Caracas, July 29 (EFE).- Venezuelan President Nicolas Maduro was re-elected for a third consecutive term Sunday, obtaining 51.20 percent of the votes according to the first official bulletin, according to the election commission, as opposition leaders challenged the result.
Elvis Amoroso, Venezuelan National Electoral Council president, announced the results more than six hours after the closing of polling centers, adding that 80 percent of the votes had been counted.
According to the first report, opposition candidate Edmundo Gonzalez Urrutia obtained 4,445,978 votes, amounting to 44.2 percent of the share.

Anti-Chavez leader Maria Corina Machado said Monday that the “new president-elect” of Venezuela is Gonzalez Urrutia, despite the council announcing Maduro’s victory.
“Venezuela has a new president-elect and it is Edmundo Gonzalez Urrutia.

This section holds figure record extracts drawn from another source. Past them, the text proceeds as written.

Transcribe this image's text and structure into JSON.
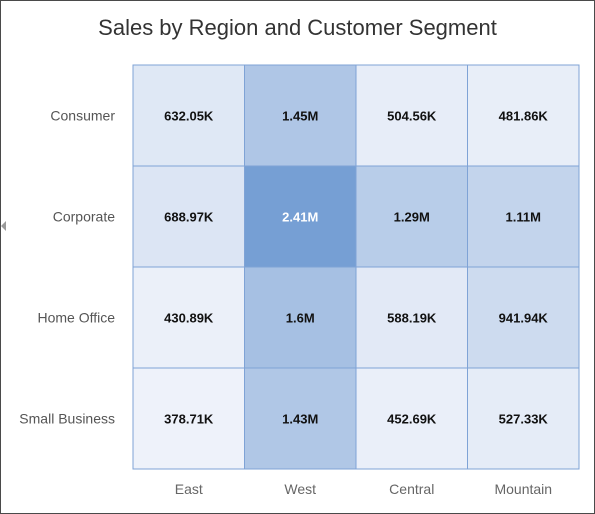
{
  "chart_data": {
    "type": "heatmap",
    "title": "Sales by Region and Customer Segment",
    "rows": [
      "Consumer",
      "Corporate",
      "Home Office",
      "Small Business"
    ],
    "columns": [
      "East",
      "West",
      "Central",
      "Mountain"
    ],
    "values": [
      [
        632050,
        1450000,
        504560,
        481860
      ],
      [
        688970,
        2410000,
        1290000,
        1110000
      ],
      [
        430890,
        1600000,
        588190,
        941940
      ],
      [
        378710,
        1430000,
        452690,
        527330
      ]
    ],
    "labels": [
      [
        "632.05K",
        "1.45M",
        "504.56K",
        "481.86K"
      ],
      [
        "688.97K",
        "2.41M",
        "1.29M",
        "1.11M"
      ],
      [
        "430.89K",
        "1.6M",
        "588.19K",
        "941.94K"
      ],
      [
        "378.71K",
        "1.43M",
        "452.69K",
        "527.33K"
      ]
    ],
    "color_low": "#eef2fa",
    "color_high": "#769fd4",
    "cell_border_color": "#7fa3d6",
    "label_color_dark": "#111111",
    "label_color_light": "#ffffff"
  }
}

We won and everyone knows it,” the former deputy told reporters, accompanied by the standard-bearer of the Democratic Unitary Platform, the main opposition bloc.
Amoroso said that “in the next few hours” the council would publish on its website the details of the results, and deliver a digital report on the outcome of the contest to the 38 political parties that competed.
Before providing the results, Amoroso said the data transmission system suffered an attack, which will be investigated, adding that this was why the announcement of the winner took longer than expected.
During the campaign, Maduro had already said he would win the elections, that he is the “only” one capable of maintaining peace and prosperity in the country, burdened by numerous economic sanctions, especially by the United States. Maduro blames Washington for his country’s crisis.
From Jan. 10, the date on which the new mandate begins, the president will face a third six-year term at the head of the country, governed by the late Hugo Chavez’s ideology for the past 25 years.